7 Qu’est-ce à dire ? La loi serait-elle péché ? Certes non ! Mais je n’ai connu le péché que par la loi. Ainsi je n’aurais pas connu la convoitise si la loi n’avait dit : Tu ne convoiteras pas8 Saisissant l’occasion, le péché a produit en moi toutes sortes de convoitises par le moyen du commandement. Car, sans loi, le péché est chose morte. 9 Jadis, en l’absence de loi, je vivais. Mais le commandement est venu, le péché a pris vie, 10 et moi je suis mort : le commandement qui doit mener à la vie s’est trouvé pour moi mener à la mort. 11 Car le péché, saisissant l’occasion, m’a séduit par le moyen du commandement et, par lui, m’a donné la mort. 12 Ainsi donc, la loi est sainte et le commandement saint, juste et bon. 13 Alors, ce qui est bon est-il devenu cause de mort pour moi ? Certes non ! Mais c’est le péché : en se servant de ce qui est bon, il m’a donné la mort, afin qu’il fût manifesté comme péché et qu’il apparût dans toute sa virulence de péché, par le moyen du commandement.

14 Nous savons, certes, que la loi est spirituelle ; mais moi, je suis charnel, vendu comme esclave au péché. 15 Effectivement, je ne comprends rien à ce que je fais : ce que je veux, je ne le fais pas, mais ce que je hais, je le fais. 16 Or, si ce que je ne veux pas, je le fais, je suis d’accord avec la loi et reconnais qu’elle est bonne ; 17 ce n’est donc pas moi qui agis ainsi, mais le péché qui habite en moi. 18 Car je sais qu’en moi – je veux dire dans ma chair – le bien n’habite pas : vouloir le bien est à ma portée, mais non pas l’accomplir, 19 puisque le bien que je veux, je ne le fais pas et le mal que je ne veux pas, je le fais. 20 Or, si ce que je ne veux pas, je le fais, ce n’est pas moi qui agis, mais le péché qui habite en moi. 21 Moi qui veux faire le bien, je constate donc cette loi : c’est le mal qui est à ma portée. 22 Car je prends plaisir à la loi de Dieu, en tant qu’homme intérieur, 23 mais, dans mes membres, je découvre une autre loi qui combat contre la loi que ratifie mon intelligence ; elle fait de moi le prisonnier de la loi du péché qui est dans mes membres. 

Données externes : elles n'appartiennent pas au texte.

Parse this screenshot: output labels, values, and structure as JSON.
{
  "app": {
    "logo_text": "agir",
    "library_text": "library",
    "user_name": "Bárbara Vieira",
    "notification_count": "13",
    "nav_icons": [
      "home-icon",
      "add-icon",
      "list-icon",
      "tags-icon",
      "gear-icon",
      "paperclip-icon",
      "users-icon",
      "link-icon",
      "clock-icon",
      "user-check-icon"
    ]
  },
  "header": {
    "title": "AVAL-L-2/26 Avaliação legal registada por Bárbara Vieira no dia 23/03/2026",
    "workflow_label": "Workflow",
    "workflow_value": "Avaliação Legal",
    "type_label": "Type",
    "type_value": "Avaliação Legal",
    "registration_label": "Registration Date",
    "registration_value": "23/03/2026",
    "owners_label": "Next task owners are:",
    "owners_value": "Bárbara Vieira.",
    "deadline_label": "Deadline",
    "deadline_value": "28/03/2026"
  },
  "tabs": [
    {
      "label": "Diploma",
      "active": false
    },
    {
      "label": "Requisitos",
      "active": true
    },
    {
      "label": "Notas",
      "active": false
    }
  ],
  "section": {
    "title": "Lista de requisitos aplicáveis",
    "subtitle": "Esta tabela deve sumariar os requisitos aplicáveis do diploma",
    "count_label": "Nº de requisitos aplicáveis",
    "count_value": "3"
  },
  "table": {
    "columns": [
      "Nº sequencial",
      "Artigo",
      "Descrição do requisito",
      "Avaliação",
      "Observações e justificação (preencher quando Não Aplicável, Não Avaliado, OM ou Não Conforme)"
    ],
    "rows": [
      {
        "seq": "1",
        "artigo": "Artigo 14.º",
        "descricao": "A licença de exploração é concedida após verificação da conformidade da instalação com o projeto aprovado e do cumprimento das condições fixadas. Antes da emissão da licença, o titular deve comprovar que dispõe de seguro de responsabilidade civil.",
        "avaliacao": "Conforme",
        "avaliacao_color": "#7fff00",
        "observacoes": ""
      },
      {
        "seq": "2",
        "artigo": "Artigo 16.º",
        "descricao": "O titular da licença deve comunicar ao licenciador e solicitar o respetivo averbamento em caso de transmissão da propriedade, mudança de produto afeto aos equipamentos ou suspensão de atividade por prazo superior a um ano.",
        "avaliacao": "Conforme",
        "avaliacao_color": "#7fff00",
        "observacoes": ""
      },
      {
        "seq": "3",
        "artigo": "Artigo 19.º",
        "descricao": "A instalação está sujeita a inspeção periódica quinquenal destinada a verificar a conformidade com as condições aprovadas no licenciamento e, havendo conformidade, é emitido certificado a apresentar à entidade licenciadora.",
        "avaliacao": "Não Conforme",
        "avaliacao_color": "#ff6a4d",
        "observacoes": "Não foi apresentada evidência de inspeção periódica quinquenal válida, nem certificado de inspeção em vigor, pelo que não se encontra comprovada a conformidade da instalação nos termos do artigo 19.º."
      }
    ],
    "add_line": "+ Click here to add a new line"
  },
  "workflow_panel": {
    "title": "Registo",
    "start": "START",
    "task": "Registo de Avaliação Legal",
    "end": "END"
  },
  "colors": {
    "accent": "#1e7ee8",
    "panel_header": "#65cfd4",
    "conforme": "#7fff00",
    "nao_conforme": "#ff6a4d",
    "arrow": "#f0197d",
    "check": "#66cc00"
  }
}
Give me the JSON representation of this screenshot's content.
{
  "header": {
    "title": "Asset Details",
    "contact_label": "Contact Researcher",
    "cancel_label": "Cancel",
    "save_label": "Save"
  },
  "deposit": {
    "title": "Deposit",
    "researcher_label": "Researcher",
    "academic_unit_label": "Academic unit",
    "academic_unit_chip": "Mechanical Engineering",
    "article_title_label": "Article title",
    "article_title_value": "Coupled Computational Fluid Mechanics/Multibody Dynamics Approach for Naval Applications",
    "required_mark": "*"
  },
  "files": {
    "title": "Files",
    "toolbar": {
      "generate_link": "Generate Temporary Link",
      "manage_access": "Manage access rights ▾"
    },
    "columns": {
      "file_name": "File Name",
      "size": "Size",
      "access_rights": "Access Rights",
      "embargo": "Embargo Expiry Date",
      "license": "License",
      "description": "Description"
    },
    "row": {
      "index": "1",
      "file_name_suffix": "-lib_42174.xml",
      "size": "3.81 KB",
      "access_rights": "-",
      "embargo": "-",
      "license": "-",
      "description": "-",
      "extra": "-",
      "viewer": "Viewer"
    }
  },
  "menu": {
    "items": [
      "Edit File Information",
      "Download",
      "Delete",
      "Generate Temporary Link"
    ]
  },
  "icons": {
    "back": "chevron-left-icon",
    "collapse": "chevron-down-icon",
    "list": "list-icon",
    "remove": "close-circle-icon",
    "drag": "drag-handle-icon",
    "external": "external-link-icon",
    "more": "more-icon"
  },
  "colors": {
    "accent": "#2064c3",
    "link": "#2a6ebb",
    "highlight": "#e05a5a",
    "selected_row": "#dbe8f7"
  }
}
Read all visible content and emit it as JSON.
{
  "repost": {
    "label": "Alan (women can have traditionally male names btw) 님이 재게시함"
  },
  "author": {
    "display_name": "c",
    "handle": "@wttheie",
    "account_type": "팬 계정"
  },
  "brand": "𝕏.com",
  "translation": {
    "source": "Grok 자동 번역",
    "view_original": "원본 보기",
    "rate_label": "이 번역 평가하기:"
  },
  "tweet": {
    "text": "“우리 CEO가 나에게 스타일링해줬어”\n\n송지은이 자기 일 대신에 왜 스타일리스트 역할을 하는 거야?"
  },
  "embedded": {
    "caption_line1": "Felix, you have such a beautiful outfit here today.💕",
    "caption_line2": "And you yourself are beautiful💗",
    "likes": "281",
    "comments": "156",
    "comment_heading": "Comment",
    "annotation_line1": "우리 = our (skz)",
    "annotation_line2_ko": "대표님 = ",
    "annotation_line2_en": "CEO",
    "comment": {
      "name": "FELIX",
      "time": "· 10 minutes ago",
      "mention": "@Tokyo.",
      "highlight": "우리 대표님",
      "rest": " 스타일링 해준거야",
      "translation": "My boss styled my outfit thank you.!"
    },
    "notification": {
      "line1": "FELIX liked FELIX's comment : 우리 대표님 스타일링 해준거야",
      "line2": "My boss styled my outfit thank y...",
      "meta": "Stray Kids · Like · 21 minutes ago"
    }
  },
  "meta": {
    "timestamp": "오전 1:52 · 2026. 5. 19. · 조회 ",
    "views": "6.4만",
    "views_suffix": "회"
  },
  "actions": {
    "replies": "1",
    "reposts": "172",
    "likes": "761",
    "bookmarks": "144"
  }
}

24 Malheureux homme que je suis ! Qui me délivrera de ce corps qui appartient à la mort ? 25 Grâce soit rendue à Dieu par Jésus Christ, notre Seigneur !Me voilà donc à la fois assujetti par l’intelligence à la loi de Dieu et par la chair à la loi du péché.

Prédication du dimanche 27 août 2023 à l’Eglise de Vauffelin, dans le Jura bernois, en Suisse

L’interdiction crée la convoitise

Dans le micro-livre de la doctoresse Florence Solsona, Les 50 règles d’or de la minceur, on peut lire ceci : « Evitez les frustrations qui conduisent à ‘craquer’ et à reprendre du poids. […] En effet, on a tendance à s’imposer, dans un souci d’efficacité, des mesures très strictes, supprimant totalement certains aliments que l’on estime responsables de la prise de poids. Mais dans la plupart des cas, l’aliment « interdit » apparaît, du fait même de sa suppression, extrêmement désirable, et s’en priver devient alors de plus en plus difficile […].Tôt ou tard, dans un moment de colère, de déprime ou de stress, le barrage de la motivation cède : on ne peut s’empêcher de ‘craquer’ » (Les Mini-Larousse, 2018, p.18).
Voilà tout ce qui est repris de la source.